L’indignazione di Giletti è la stessa di tutti i cittadini

L’inchiesta sugli intrallazzi che ruotano intorno all’amministrazione comunale romana sta portando a galla una criminalità legata a filo doppio con il mondo della politica: lo sapevamo già, ma non sospettavamo che si potesse arrivare fino a questo punto. Ciò che emerge dalle registrazioni dei Ros è agghiacciante e certo la frase più emblematica è “se stamo a comprà mezza Prefettura” (perchè non c’è uno degli intercettati che parli italiano), pronunciata da Salvatore Buzzi, l’eminenza grigia della cooperativa “29 giugno”, la stessa che ha messo a disposizione una somma di denaro per finanziare la campagna elettorale dell’attuale sindaco e alla quale la giunta presieduta da Ignazio Marino ha rinnovato il sostanzioso contributo per la gestione dei campi nomadi e gli appalti per il servizio giardini.
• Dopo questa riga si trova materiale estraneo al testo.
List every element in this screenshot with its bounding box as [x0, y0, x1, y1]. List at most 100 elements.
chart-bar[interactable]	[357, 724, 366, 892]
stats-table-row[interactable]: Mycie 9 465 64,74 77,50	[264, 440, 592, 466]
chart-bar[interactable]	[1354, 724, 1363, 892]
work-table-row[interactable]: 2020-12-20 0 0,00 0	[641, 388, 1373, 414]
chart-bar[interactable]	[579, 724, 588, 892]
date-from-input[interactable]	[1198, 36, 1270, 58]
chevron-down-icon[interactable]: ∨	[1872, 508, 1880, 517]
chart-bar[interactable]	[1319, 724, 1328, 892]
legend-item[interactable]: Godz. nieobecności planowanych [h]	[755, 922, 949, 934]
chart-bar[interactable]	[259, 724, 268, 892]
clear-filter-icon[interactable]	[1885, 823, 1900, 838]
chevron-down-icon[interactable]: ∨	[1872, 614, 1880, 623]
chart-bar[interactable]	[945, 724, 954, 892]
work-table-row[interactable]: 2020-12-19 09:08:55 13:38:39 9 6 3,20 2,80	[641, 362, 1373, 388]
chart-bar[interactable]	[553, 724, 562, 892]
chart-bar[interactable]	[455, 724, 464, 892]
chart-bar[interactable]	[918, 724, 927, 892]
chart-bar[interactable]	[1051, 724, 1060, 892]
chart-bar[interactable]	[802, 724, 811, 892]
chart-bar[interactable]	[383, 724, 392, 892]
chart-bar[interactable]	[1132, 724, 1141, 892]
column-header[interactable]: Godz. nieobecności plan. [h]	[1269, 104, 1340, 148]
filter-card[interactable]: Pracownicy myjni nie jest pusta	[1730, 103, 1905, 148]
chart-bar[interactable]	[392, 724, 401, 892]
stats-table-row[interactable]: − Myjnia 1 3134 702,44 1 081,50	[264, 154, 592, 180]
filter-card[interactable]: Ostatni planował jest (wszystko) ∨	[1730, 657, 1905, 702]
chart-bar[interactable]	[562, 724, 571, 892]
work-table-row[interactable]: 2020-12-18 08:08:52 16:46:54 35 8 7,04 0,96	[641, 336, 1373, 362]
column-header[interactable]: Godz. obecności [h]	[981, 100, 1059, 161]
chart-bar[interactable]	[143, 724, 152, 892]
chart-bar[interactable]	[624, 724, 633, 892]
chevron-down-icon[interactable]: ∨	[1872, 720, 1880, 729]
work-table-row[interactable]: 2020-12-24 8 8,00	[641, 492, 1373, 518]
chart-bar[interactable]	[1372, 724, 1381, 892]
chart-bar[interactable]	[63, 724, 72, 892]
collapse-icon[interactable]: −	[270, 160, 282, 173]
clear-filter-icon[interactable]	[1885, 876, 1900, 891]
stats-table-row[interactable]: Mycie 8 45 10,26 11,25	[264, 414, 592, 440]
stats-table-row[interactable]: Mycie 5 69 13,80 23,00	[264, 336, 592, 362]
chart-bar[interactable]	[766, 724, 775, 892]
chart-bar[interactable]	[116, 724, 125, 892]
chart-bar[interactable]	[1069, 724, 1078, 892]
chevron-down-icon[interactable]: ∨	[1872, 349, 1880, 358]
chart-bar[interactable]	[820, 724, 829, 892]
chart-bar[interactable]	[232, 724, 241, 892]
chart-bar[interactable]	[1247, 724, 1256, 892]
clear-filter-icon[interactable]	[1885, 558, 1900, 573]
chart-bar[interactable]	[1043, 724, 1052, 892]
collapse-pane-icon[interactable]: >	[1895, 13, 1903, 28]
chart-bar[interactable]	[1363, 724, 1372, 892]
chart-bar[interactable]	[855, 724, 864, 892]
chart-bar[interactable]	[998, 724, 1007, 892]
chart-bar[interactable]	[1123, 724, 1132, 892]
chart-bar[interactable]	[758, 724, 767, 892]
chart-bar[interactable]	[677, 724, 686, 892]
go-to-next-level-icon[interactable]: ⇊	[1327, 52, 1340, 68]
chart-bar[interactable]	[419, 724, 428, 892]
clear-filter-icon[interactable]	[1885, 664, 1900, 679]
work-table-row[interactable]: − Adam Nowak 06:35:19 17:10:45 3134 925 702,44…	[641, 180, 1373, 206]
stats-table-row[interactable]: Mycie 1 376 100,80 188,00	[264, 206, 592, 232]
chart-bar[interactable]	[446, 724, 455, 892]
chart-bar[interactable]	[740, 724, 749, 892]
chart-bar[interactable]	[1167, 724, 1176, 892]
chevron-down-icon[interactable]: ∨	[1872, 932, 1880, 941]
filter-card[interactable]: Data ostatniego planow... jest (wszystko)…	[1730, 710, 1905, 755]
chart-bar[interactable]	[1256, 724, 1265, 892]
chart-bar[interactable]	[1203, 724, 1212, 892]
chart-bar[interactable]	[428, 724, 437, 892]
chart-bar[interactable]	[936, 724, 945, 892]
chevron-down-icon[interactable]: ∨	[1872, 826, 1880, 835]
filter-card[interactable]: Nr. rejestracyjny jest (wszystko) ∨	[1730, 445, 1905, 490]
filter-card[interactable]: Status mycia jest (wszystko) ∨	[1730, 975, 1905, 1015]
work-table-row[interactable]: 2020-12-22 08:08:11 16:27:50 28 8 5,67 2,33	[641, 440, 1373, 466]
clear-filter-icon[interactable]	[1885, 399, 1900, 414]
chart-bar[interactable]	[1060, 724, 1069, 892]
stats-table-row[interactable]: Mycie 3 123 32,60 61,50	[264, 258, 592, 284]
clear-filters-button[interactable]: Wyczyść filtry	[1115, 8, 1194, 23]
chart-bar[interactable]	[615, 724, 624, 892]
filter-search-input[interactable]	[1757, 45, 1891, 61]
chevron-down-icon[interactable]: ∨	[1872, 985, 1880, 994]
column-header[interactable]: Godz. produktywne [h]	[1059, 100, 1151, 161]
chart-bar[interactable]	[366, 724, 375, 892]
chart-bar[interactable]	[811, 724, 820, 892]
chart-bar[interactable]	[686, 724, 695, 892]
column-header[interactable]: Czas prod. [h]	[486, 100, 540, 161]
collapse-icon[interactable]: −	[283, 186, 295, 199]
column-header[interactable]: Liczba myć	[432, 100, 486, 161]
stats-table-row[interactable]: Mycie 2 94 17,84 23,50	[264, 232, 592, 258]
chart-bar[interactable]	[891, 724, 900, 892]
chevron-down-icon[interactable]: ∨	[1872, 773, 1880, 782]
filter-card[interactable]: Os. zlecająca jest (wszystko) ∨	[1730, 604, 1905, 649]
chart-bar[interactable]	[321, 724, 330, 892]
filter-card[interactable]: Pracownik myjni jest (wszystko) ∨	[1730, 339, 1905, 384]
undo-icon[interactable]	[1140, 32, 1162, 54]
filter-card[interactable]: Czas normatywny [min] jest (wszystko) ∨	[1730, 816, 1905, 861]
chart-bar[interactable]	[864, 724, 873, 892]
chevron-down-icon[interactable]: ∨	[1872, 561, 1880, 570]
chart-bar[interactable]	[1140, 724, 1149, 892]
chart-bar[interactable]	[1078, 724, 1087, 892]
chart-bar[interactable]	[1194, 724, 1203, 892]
Il primo cittadino spiega che il finanziamento elettorale era stato regolarmente registrato e la cooperativa in questione aveva tutte le carte in regola per vincere le gare indette dal Comune. Il Pd, che ha parecchi suoi esponenti coinvolti nella vicenda, sostiene che Marino ha ereditato una situazione compromessa dal malaffare messo in piedi dalla precedente amministrazione di centrodestra e la replica è che prima di Alemanno, quando la città era amministrata dal centrosinistra, la rete criminosa di Carminati e compagni era già in azione. Da quando qualcuno ha sostenuto di non sapere chi gli avesse comprato un’abitazione con vista sul Colosseo, tutti hanno adottato questa tattica: alla fine della fiera, nessuno risponde mai di ciò che gli viene contestato ma si limita a evidenziare le colpe degli avversari, dicendo implicitamente:«E’ vero, qualcuno di noi è un farabutto, ma loro hanno commesso le stesse nefandezze». E Roma sicuramente non è l’unica città ad avere questi scheletri negli armadi. Allora non ci resta altro da fare che ringraziare il giornalista Massimo Giletti (foto) che, nel corso della puntata de “L’Arena” di domenica scorsa, ha espresso senza mezzi termini l’indignazione dei cittadini per questo ennesimo dramma che calpesta ancora una volta l’immagine del nostro Paese e al tempo stesso per la solita farsa da oratorio che il mondo politico mette in scena sull’accaduto anziché ammettere le proprie colpe e impegnarsi a cancellare per sempre i lestofanti che si è coccolato al suo interno fino ad oggi.